The phylogenetic tree focuses on certain of the word connections, rather than trying to display them all — it tries to infer which connections are "important" based on the measure of semantic distance, rather then connecting all nearby words. The interpretations from the tree are similar to those from the previous networks, but in many ways the interpretations are displayed more directly by the inferred (phylogenetic) graph than by summarizing centrality (either degree or betweenness).

Finally, the network is much more complex than the tree, which is often the case. Note that for the tree the edge lengths are all equal, but in the network the "average" distance between two words is given by the length of the path between them. This is just for illustrative purposes, as the tree could be drawn with variable edge lengths or the network drawn with unit edge lengths. The main reason for using unit edge lengths is that the terminal edges are often very long and the structure of the tree or network is hidden in the centre, as discussed by Gambette et al. (2012).

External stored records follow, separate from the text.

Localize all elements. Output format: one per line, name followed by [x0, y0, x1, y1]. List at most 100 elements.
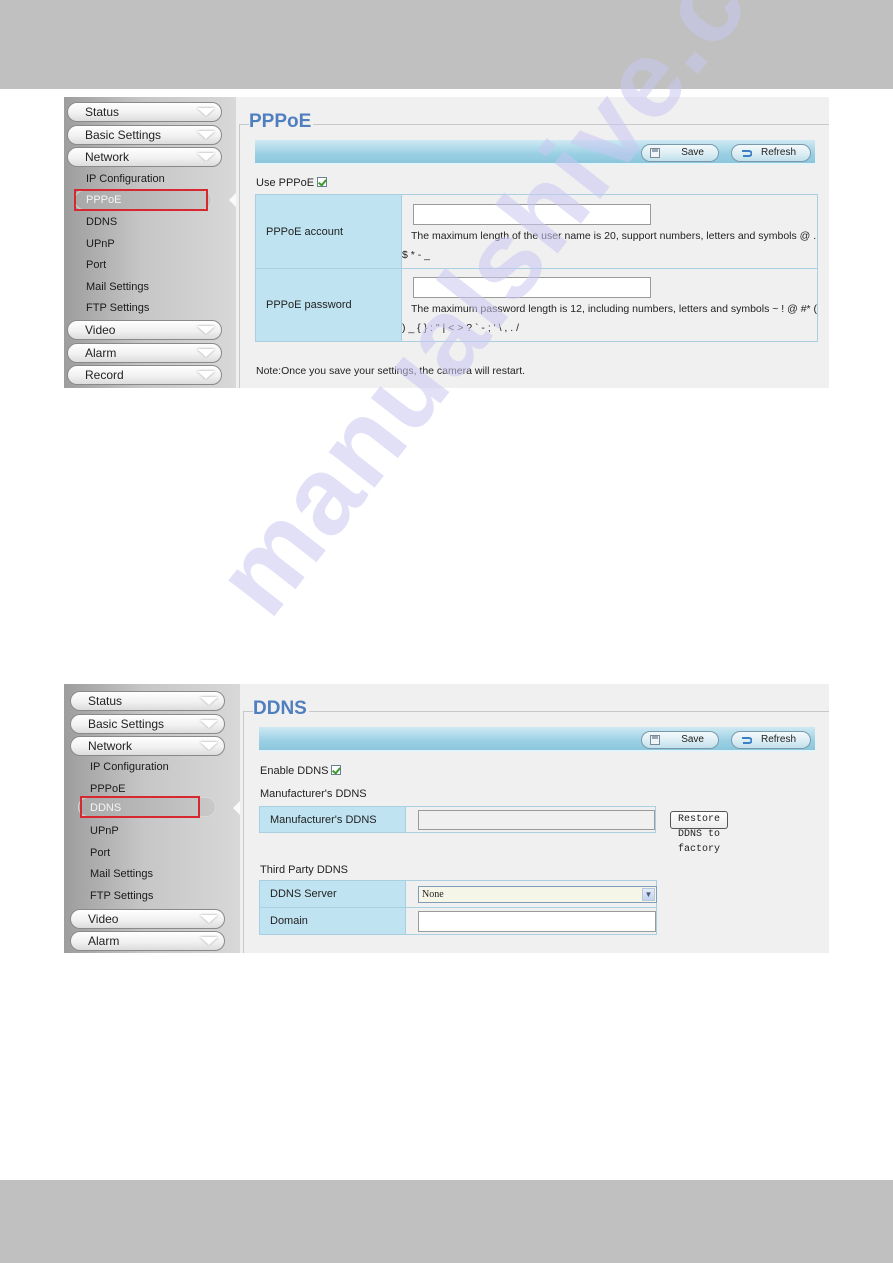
table-row: PPPoE password The maximum password leng… [255, 268, 819, 342]
sidebar-section-basic-settings[interactable]: Basic Settings [70, 714, 225, 734]
sidebar-section-basic-settings[interactable]: Basic Settings [67, 125, 222, 145]
chevron-down-icon [197, 326, 215, 334]
pppoe-screenshot: Status Basic Settings Network IP Configu… [64, 97, 829, 388]
use-pppoe-label: Use PPPoE [256, 177, 315, 189]
domain-cell [405, 907, 657, 935]
sidebar-section-label: Video [85, 323, 116, 337]
sidebar-section-label: Network [88, 739, 133, 753]
manufacturer-ddns-label: Manufacturer's DDNS [259, 806, 406, 833]
sidebar-item-port[interactable]: Port [90, 847, 110, 859]
chevron-down-icon [197, 153, 215, 161]
sidebar-section-label: Record [85, 368, 124, 382]
save-icon [650, 735, 660, 745]
third-party-ddns-table: DDNS Server None ▼ Domain [259, 880, 657, 935]
page-header-band [0, 0, 893, 89]
save-icon [650, 148, 660, 158]
sidebar-section-network[interactable]: Network [70, 736, 225, 756]
sidebar-item-upnp[interactable]: UPnP [90, 825, 119, 837]
pppoe-password-hint-cont: ) _ { } : " | < > ? ` - ; ' \ , . / [402, 321, 520, 334]
domain-label: Domain [259, 907, 406, 935]
ddns-screenshot: Status Basic Settings Network IP Configu… [64, 684, 829, 953]
save-label: Save [681, 734, 704, 745]
sidebar-item-mail-settings[interactable]: Mail Settings [90, 868, 153, 880]
ddns-server-cell: None ▼ [405, 880, 657, 908]
sidebar-section-record[interactable]: Record [67, 365, 222, 385]
sidebar-section-label: Alarm [88, 934, 120, 948]
domain-input[interactable] [418, 910, 656, 932]
sidebar-item-ddns[interactable]: DDNS [90, 802, 121, 814]
chevron-down-icon [197, 131, 215, 139]
page-title: PPPoE [249, 111, 314, 133]
active-pointer-icon [229, 193, 236, 207]
manufacturer-ddns-value [418, 809, 655, 830]
manufacturer-ddns-heading: Manufacturer's DDNS [260, 788, 367, 800]
use-pppoe-checkbox[interactable] [317, 177, 328, 187]
pppoe-password-label: PPPoE password [255, 268, 402, 342]
chevron-down-icon [197, 349, 215, 357]
sidebar-item-ftp-settings[interactable]: FTP Settings [86, 302, 149, 314]
save-button[interactable]: Save [641, 144, 719, 162]
active-pointer-icon [233, 801, 240, 815]
sidebar-item-pppoe[interactable]: PPPoE [90, 783, 125, 795]
pppoe-account-label: PPPoE account [255, 194, 402, 269]
sidebar-section-status[interactable]: Status [67, 102, 222, 122]
sidebar-section-label: Video [88, 912, 119, 926]
pppoe-account-hint-cont: $ * - _ [402, 249, 431, 261]
toolbar: Save Refresh [259, 727, 815, 752]
sidebar-section-alarm[interactable]: Alarm [70, 931, 225, 951]
table-row: Manufacturer's DDNS Restore DDNS to fact… [259, 806, 729, 855]
chevron-down-icon [200, 720, 218, 728]
sidebar-item-ddns[interactable]: DDNS [86, 216, 117, 228]
sidebar-item-ftp-settings[interactable]: FTP Settings [90, 890, 153, 902]
table-row: Domain [259, 907, 657, 935]
ddns-server-label: DDNS Server [259, 880, 406, 908]
sidebar-section-label: Basic Settings [88, 717, 165, 731]
refresh-label: Refresh [760, 734, 796, 745]
sidebar-section-status[interactable]: Status [70, 691, 225, 711]
sidebar-section-video[interactable]: Video [67, 320, 222, 340]
use-pppoe-row: Use PPPoE [256, 177, 328, 189]
restore-ddns-button[interactable]: Restore DDNS to factory [670, 811, 729, 855]
content-area: DDNS Save Refresh Enable DDNS Manufactur… [241, 684, 829, 953]
pppoe-form-table: PPPoE account The maximum length of the … [255, 194, 819, 342]
chevron-down-icon [200, 697, 218, 705]
third-party-ddns-heading: Third Party DDNS [260, 864, 349, 876]
sidebar-item-mail-settings[interactable]: Mail Settings [86, 281, 149, 293]
chevron-down-icon [200, 742, 218, 750]
refresh-icon [742, 737, 752, 744]
pppoe-password-hint: The maximum password length is 12, inclu… [411, 302, 818, 315]
chevron-down-icon [197, 371, 215, 379]
sidebar-section-label: Basic Settings [85, 128, 162, 142]
chevron-down-icon: ▼ [642, 888, 655, 901]
sidebar-item-ip-configuration[interactable]: IP Configuration [86, 173, 165, 185]
table-row: DDNS Server None ▼ [259, 880, 657, 908]
enable-ddns-row: Enable DDNS [260, 765, 342, 777]
sidebar-item-pppoe[interactable]: PPPoE [86, 194, 121, 206]
sidebar-item-upnp[interactable]: UPnP [86, 238, 115, 250]
pppoe-password-input[interactable] [413, 276, 651, 298]
sidebar-section-alarm[interactable]: Alarm [67, 343, 222, 363]
pppoe-account-input[interactable] [413, 204, 651, 225]
sidebar-section-network[interactable]: Network [67, 147, 222, 167]
save-button[interactable]: Save [641, 731, 719, 749]
sidebar: Status Basic Settings Network IP Configu… [64, 684, 240, 953]
ddns-server-select[interactable]: None ▼ [418, 886, 657, 903]
pppoe-account-hint: The maximum length of the user name is 2… [411, 230, 817, 242]
toolbar: Save Refresh [255, 140, 815, 165]
refresh-label: Refresh [760, 147, 796, 158]
refresh-button[interactable]: Refresh [731, 144, 811, 162]
chevron-down-icon [200, 937, 218, 945]
content-area: PPPoE Save Refresh Use PPPoE PPPoE accou… [237, 97, 829, 388]
sidebar-section-label: Status [88, 694, 123, 708]
page-title: DDNS [253, 698, 309, 720]
table-row: PPPoE account The maximum length of the … [255, 194, 819, 269]
sidebar-section-video[interactable]: Video [70, 909, 225, 929]
refresh-icon [742, 150, 752, 157]
restart-note: Note:Once you save your settings, the ca… [256, 365, 526, 377]
sidebar-item-port[interactable]: Port [86, 259, 106, 271]
refresh-button[interactable]: Refresh [731, 731, 811, 749]
sidebar-item-ip-configuration[interactable]: IP Configuration [90, 761, 169, 773]
page-footer-band [0, 1180, 893, 1263]
enable-ddns-checkbox[interactable] [331, 765, 342, 775]
manufacturer-ddns-table: Manufacturer's DDNS Restore DDNS to fact… [259, 806, 729, 855]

The main patterns that the network adds to the tree are: (a) "human" is separately associated with "control" and "behavior" on one hand and "beings" on the other; (b) "power" is separately associated with "process" and "autonomy" on one hand and "satisfy" on the other; and (c) "primitive" is separately associated with "individuals", "societies" and "groups" on one hand and "modern" and "man" on the other.

Conclusion

The phylogenetic approach is helpful because it focuses on certain of the network connections, rather than trying to display them all, as do the other networks. It cannot separately analyze concepts like degree and betweenness, and so information is lost; but this is traded off against the ability to include corpus analyses such as word frequency and location. Phylogenetic trees and networks can thus be valuable tools for textual analysis.

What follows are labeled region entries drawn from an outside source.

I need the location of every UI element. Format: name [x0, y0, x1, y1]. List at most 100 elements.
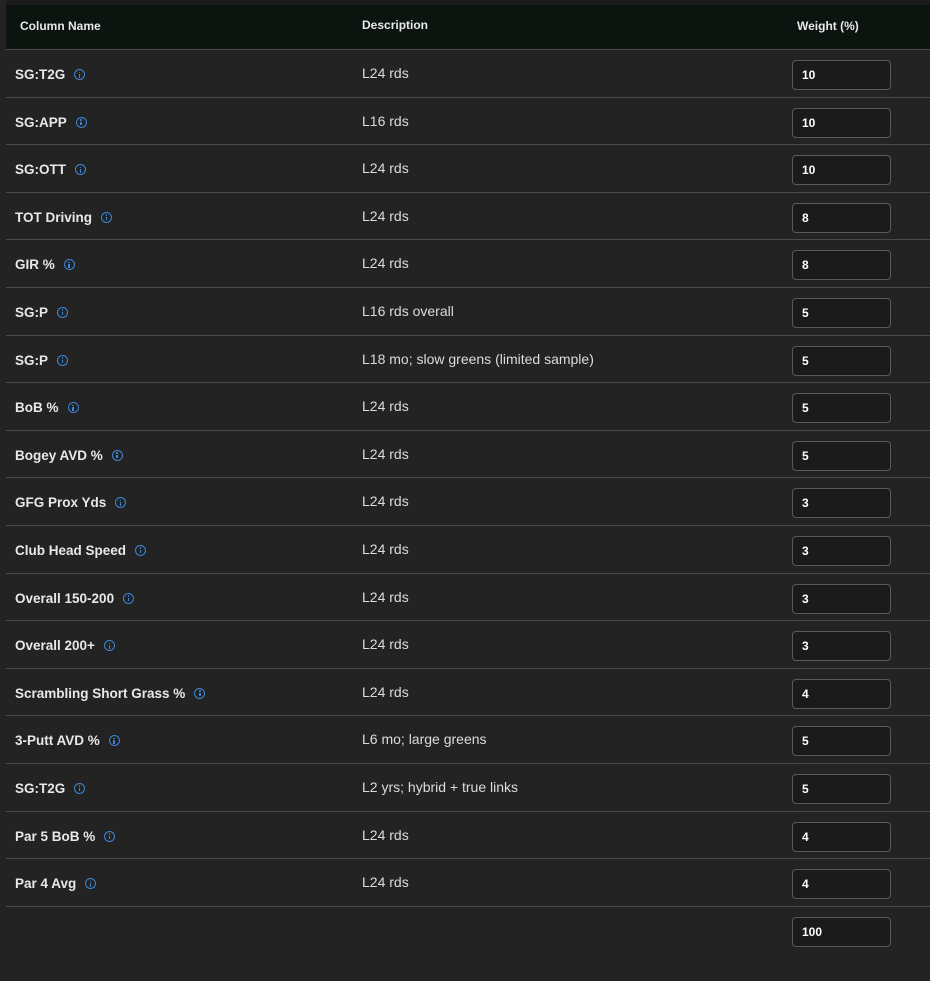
info-icon[interactable]: [75, 116, 87, 128]
column-name-label: BoB %: [15, 400, 59, 416]
info-icon[interactable]: [67, 402, 79, 414]
table-header: Column Name Description Weight (%): [6, 5, 930, 50]
table-row: Par 5 BoB % L24 rds: [6, 812, 930, 860]
row-description: L24 rds: [362, 65, 409, 81]
weight-input[interactable]: [792, 678, 891, 709]
table-row: Scrambling Short Grass % L24 rds: [6, 669, 930, 717]
row-description: L24 rds: [362, 826, 409, 843]
table-row: SG:P L16 rds overall: [6, 288, 930, 336]
table-row: Overall 200+ L24 rds: [6, 621, 930, 669]
total-row: [6, 907, 930, 965]
info-icon[interactable]: [74, 69, 86, 80]
column-name-label: 3-Putt AVD %: [15, 733, 100, 749]
column-name-label: SG:T2G: [15, 67, 66, 82]
weight-input[interactable]: [792, 393, 891, 424]
info-icon[interactable]: [63, 259, 75, 271]
weight-input[interactable]: [792, 869, 891, 900]
total-weight-input[interactable]: [792, 916, 891, 947]
row-column-name: 3-Putt AVD %: [15, 733, 120, 748]
header-description: Description: [362, 18, 429, 32]
column-name-label: Overall 150-200: [15, 590, 115, 606]
weight-input[interactable]: [792, 107, 891, 138]
row-description: L24 rds: [362, 445, 409, 462]
table-row: Club Head Speed L24 rds: [6, 526, 930, 574]
weight-input[interactable]: [792, 583, 891, 614]
row-description: L16 rds overall: [362, 302, 454, 319]
info-icon[interactable]: [111, 449, 123, 461]
weight-input[interactable]: [792, 202, 891, 233]
table-row: GIR % L24 rds: [6, 240, 930, 288]
table-row: Bogey AVD % L24 rds: [6, 431, 930, 479]
weight-input[interactable]: [792, 250, 891, 281]
table-row: GFG Prox Yds L24 rds: [6, 478, 930, 526]
row-column-name: SG:T2G: [15, 67, 86, 82]
row-description: L2 yrs; hybrid + true links: [362, 778, 519, 795]
column-name-label: SG:APP: [15, 114, 67, 130]
row-column-name: SG:T2G: [15, 780, 86, 796]
info-icon[interactable]: [135, 544, 147, 556]
row-column-name: SG:P: [15, 304, 69, 320]
row-column-name: Overall 150-200: [15, 590, 135, 606]
info-icon[interactable]: [108, 735, 120, 747]
column-name-label: SG:P: [15, 352, 49, 368]
weight-input[interactable]: [792, 440, 891, 471]
table-row: TOT Driving L24 rds: [6, 193, 930, 241]
row-column-name: SG:OTT: [15, 162, 86, 177]
info-icon[interactable]: [103, 640, 115, 652]
info-icon[interactable]: [123, 592, 135, 604]
column-name-label: Overall 200+: [15, 638, 95, 654]
weight-input[interactable]: [792, 535, 891, 566]
weight-input[interactable]: [792, 726, 891, 757]
row-column-name: Scrambling Short Grass %: [15, 685, 206, 701]
row-description: L24 rds: [362, 255, 409, 272]
row-column-name: Club Head Speed: [15, 542, 147, 558]
info-icon[interactable]: [57, 354, 69, 366]
weight-input[interactable]: [792, 60, 891, 90]
weight-input[interactable]: [792, 297, 891, 328]
info-icon[interactable]: [75, 164, 86, 176]
row-description: L24 rds: [362, 588, 409, 605]
weight-input[interactable]: [792, 488, 891, 519]
table-row: SG:T2G L2 yrs; hybrid + true links: [6, 764, 930, 812]
info-icon[interactable]: [115, 497, 127, 509]
row-column-name: SG:P: [15, 352, 69, 368]
info-icon[interactable]: [104, 830, 116, 842]
info-icon[interactable]: [57, 306, 69, 318]
column-name-label: Bogey AVD %: [15, 447, 103, 463]
column-name-label: SG:OTT: [15, 162, 66, 178]
weight-input[interactable]: [792, 821, 891, 852]
row-description: L24 rds: [362, 874, 409, 891]
weights-table: Column Name Description Weight (%) SG:T2…: [6, 5, 930, 965]
column-name-label: Par 4 Avg: [15, 876, 77, 892]
row-description: L6 mo; large greens: [362, 731, 487, 748]
column-name-label: Scrambling Short Grass %: [15, 685, 186, 701]
info-icon[interactable]: [101, 211, 113, 223]
table-row: Overall 150-200 L24 rds: [6, 574, 930, 622]
info-icon[interactable]: [194, 687, 206, 699]
weight-input[interactable]: [792, 345, 891, 376]
header-weight: Weight (%): [797, 19, 859, 33]
column-name-label: GIR %: [15, 257, 55, 273]
info-icon[interactable]: [85, 878, 97, 890]
column-name-label: SG:P: [15, 304, 49, 320]
weight-input[interactable]: [792, 773, 891, 804]
row-column-name: Overall 200+: [15, 638, 115, 653]
weight-input[interactable]: [792, 631, 891, 662]
row-description: L24 rds: [362, 207, 409, 224]
table-row: BoB % L24 rds: [6, 383, 930, 431]
row-column-name: TOT Driving: [15, 210, 113, 225]
info-icon[interactable]: [74, 782, 86, 794]
row-column-name: Par 4 Avg: [15, 876, 97, 892]
weight-input[interactable]: [792, 155, 891, 186]
row-column-name: BoB %: [15, 400, 79, 415]
row-column-name: Bogey AVD %: [15, 448, 123, 463]
row-column-name: GFG Prox Yds: [15, 495, 127, 511]
column-name-label: GFG Prox Yds: [15, 495, 107, 511]
row-column-name: GIR %: [15, 257, 75, 272]
column-name-label: SG:T2G: [15, 780, 66, 796]
row-column-name: Par 5 BoB %: [15, 829, 116, 844]
table-row: Par 4 Avg L24 rds: [6, 859, 930, 907]
row-description: L24 rds: [362, 683, 409, 700]
column-name-label: Club Head Speed: [15, 542, 127, 558]
header-column-name: Column Name: [20, 19, 101, 33]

The TreeCloud was introduced by Gambette and Véronis (2010).  If you read French, then examples are presented by Amstutz and Gambette (2010) and by Gambette and Martinez (2012) (the latter has a comparison with some other multivariate data anlayses).

Thanks to Philippe Gambette for producing the NetworkCloud.

References

Amstutz D., Gambette P. (2010) Utilisation de la visualisation en nuage arboré pour l'analyse littéraire. JADT'10: 10th International Conference on Statistical Analysis of Textual Data.

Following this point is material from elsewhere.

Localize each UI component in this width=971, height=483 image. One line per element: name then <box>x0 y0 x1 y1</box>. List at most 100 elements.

Gambette P., Gala N., Nasr A. (2012) Longueur de branches et arbres de mots. Corpus 11: 129-146.

Gambette P., Martinez W. (2012) L'affaire du Mediator au prisme de la textométrie. Manuscript.

Gambette P., Véronis J. (2010) Visualising a text with a tree cloud. In: Locarek-Junge H., Weihs C. (eds) Classification as a Tool of Research, Proceedings of IFCS'09 (11th Conference of the International Federation of Classification Societies), pp. 561-570.